Les affaires ouvrent-elles une nouvelle donne dans la politique française ?
La morale et la politique ont souvent eu des relations conflictuelles. Tout en affirmant un certain idéalisme, le pouvoir semble transgresser régulièrement la morale. Mais globalement dans le temps, les régimes et les hommes politiques ne résistent pas au reproche durable d'immoralité.
La III ème République a été emportée par les affaires Stavisky et Dreyfus. La IV ème République a été très déstabilisée par l'affaire des piastres, celle du bazooka, les "ballets roses". La V ème République a été secouée par des scandales comme la Garantie Foncière, Aranda, l'affaire Marcovitch ...
Toutes ces affaires semblent "secondaires" face à celles actuellement connues et a fortiori face au rythme qui n'est plus celui d'une vulnérabilité ponctuelle publique ou privée mais ce sentiment nouveau d'une fatalité de l'immoralité du pouvoir.
Or, autant l'opinion peut éventuellement accepter cette immoralité publique pour des raisons d'intérêt public comme on peut le constater aux Etats-Unis dans les débats actuels sur les droits privés et les contraintes de lutte contre le terrorisme, autant en France les scandales sont d'une toute autre nature dans des contextes très différents.
Ce sont des scandales privés liés à l'argent dans des circonstances où le pouvoir est inefficace pour lutter contre une crise qui érode le pouvoir d'achat.
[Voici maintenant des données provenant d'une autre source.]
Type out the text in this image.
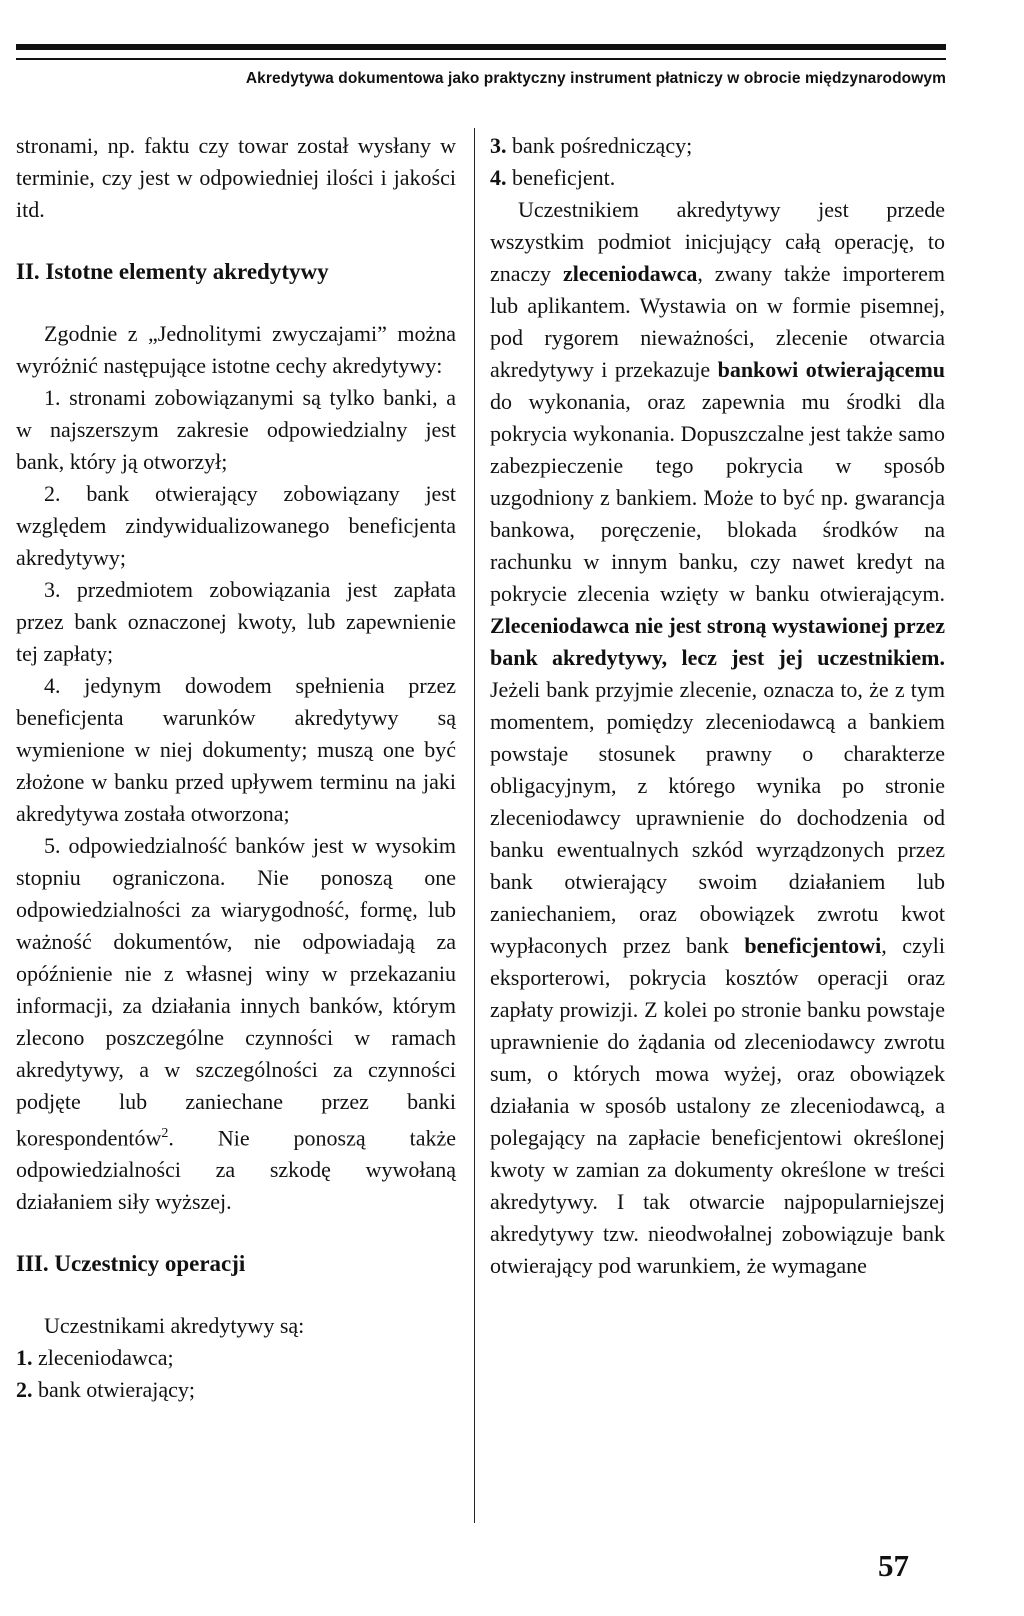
Akredytywa dokumentowa jako praktyczny instrument płatniczy w obrocie międzynarodowym

stronami, np. faktu czy towar został wysłany w terminie, czy jest w odpowiedniej ilości i jakości itd.

II. Istotne elementy akredytywy

Zgodnie z „Jednolitymi zwyczajami” można wyróżnić następujące istotne cechy akredytywy:

1. stronami zobowiązanymi są tylko banki, a w najszerszym zakresie odpowiedzialny jest bank, który ją otworzył;

2. bank otwierający zobowiązany jest względem zindywidualizowanego beneficjenta akredytywy;

3. przedmiotem zobowiązania jest zapłata przez bank oznaczonej kwoty, lub zapewnienie tej zapłaty;

4. jedynym dowodem spełnienia przez beneficjenta warunków akredytywy są wymienione w niej dokumenty; muszą one być złożone w banku przed upływem terminu na jaki akredytywa została otworzona;

5. odpowiedzialność banków jest w wysokim stopniu ograniczona. Nie ponoszą one odpowiedzialności za wiarygodność, formę, lub ważność dokumentów, nie odpowiadają za opóźnienie nie z własnej winy w przekazaniu informacji, za działania innych banków, którym zlecono poszczególne czynności w ramach akredytywy, a w szczególności za czynności podjęte lub zaniechane przez banki korespondentów$^2$. Nie ponoszą także odpowiedzialności za szkodę wywołaną działaniem siły wyższej.

III. Uczestnicy operacji

Uczestnikami akredytywy są:

1. zleceniodawca;

2. bank otwierający;

3. bank pośredniczący;

4. beneficjent.

Uczestnikiem akredytywy jest przede wszystkim podmiot inicjujący całą operację, to znaczy zleceniodawca, zwany także importerem lub aplikantem. Wystawia on w formie pisemnej, pod rygorem nieważności, zlecenie otwarcia akredytywy i przekazuje bankowi otwierającemu do wykonania, oraz zapewnia mu środki dla pokrycia wykonania. Dopuszczalne jest także samo zabezpieczenie tego pokrycia w sposób uzgodniony z bankiem. Może to być np. gwarancja bankowa, poręczenie, blokada środków na rachunku w innym banku, czy nawet kredyt na pokrycie zlecenia wzięty w banku otwierającym. Zleceniodawca nie jest stroną wystawionej przez bank akredytywy, lecz jest jej uczestnikiem. Jeżeli bank przyjmie zlecenie, oznacza to, że z tym momentem, pomiędzy zleceniodawcą a bankiem powstaje stosunek prawny o charakterze obligacyjnym, z którego wynika po stronie zleceniodawcy uprawnienie do dochodzenia od banku ewentualnych szkód wyrządzonych przez bank otwierający swoim działaniem lub zaniechaniem, oraz obowiązek zwrotu kwot wypłaconych przez bank beneficjentowi, czyli eksporterowi, pokrycia kosztów operacji oraz zapłaty prowizji. Z kolei po stronie banku powstaje uprawnienie do żądania od zleceniodawcy zwrotu sum, o których mowa wyżej, oraz obowiązek działania w sposób ustalony ze zleceniodawcą, a polegający na zapłacie beneficjentowi określonej kwoty w zamian za dokumenty określone w treści akredytywy. I tak otwarcie najpopularniejszej akredytywy tzw. nieodwołalnej zobowiązuje bank otwierający pod warunkiem, że wymagane

57
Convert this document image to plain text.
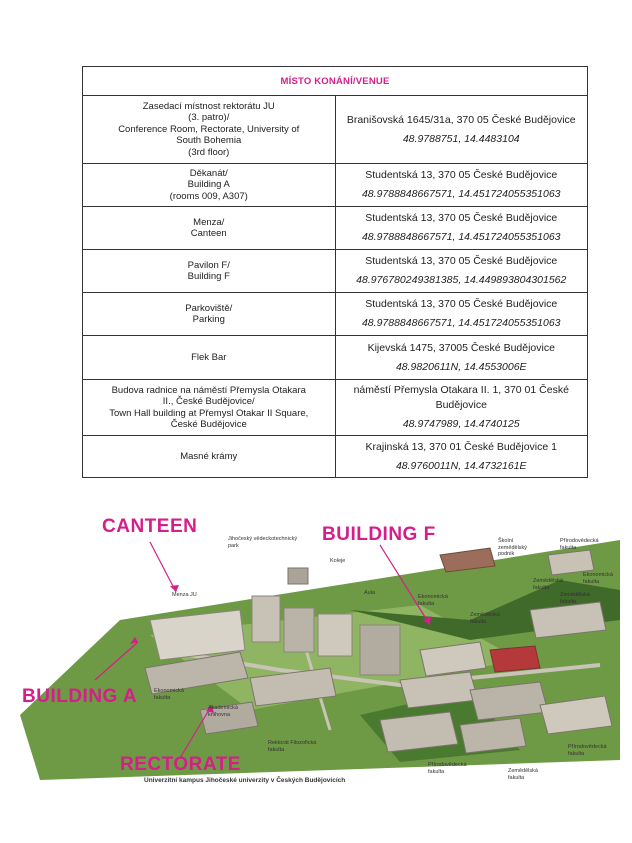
MÍSTO KONÁNÍ/VENUE	

Zasedací místnost rektorátu JU
(3. patro)/
Conference Room, Rectorate, University of
South Bohemia
(3rd floor)	Branišovská 1645/31a, 370 05 České Budějovice
48.9788751, 14.4483104

Děkanát/
Building A
(rooms 009, A307)	Studentská 13, 370 05 České Budějovice
48.9788848667571, 14.451724055351063

Menza/
Canteen	Studentská 13, 370 05 České Budějovice
48.9788848667571, 14.451724055351063

Pavilon F/
Building F	Studentská 13, 370 05 České Budějovice
48.976780249381385, 14.449893804301562

Parkoviště/
Parking	Studentská 13, 370 05 České Budějovice
48.9788848667571, 14.451724055351063

Flek Bar	Kijevská 1475, 37005 České Budějovice
48.9820611N, 14.4553006E

Budova radnice na náměstí Přemysla Otakara
II., České Budějovice/
Town Hall building at Přemysl Otakar II Square,
České Budějovice	náměstí Přemysla Otakara II. 1, 370 01 České Budějovice
48.9747989, 14.4740125

Masné krámy	Krajinská 13, 370 01 České Budějovice 1
48.9760011N, 14.4732161E
CANTEEN	BUILDING F
BUILDING A
RECTORATE
Jihočeský vědeckotechnický park
Koleje
Aula
Menza JU
Školní zemědělský podnik
Přírodovědecká fakulta
Ekonomická fakulta
Zemědělská fakulta
Zemědělská fakulta
Ekonomická fakulta
Zemědělská fakulta
Ekonomická fakulta
Akademická knihovna
Rektorát Filozofická fakulta
Přírodovědecká fakulta	Zemědělská fakulta
Přírodovědecká fakulta
Univerzitní kampus Jihočeské univerzity v Českých Budějovicích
C'est ce cumul de facteurs qui devient explosif.
Il y a quelques années au moment de l'avoir fiscal de Jacques Chaban - Delmas où une légalité éloignée de la morale partagée (dossier de l'avoir fiscal) pouvait ruiner une carrière présidentielle.
Aujourd'hui, il est question d'illégalités qui semblent très éloignées de toute morale partagée (DSK, Cahuzac, prochains procès de financements politiques du PS, doutes sur Guéant, conditions d'indemnisation de Tapie et procédure devant la CJR ...) : dans tous ces cas, l'argent semble roi emportant tout sur son chemin.
C'est ce constat qui agresse l'opinion.
Le mensonge froid de Cahuzac a ajouté de la crise à la crise comme si désormais mentir "les yeux dans les yeux" pouvait devenir la règle.
Le focus Ifop sur les Français et les affaires montre qu'une étape a été franchie dans de nombreux domaines avec des chiffres qui ne sont dans la lignée d'aucune tendance classique même en pleine période de crises passées.
Une donnée nouvelle est en train de s'installer.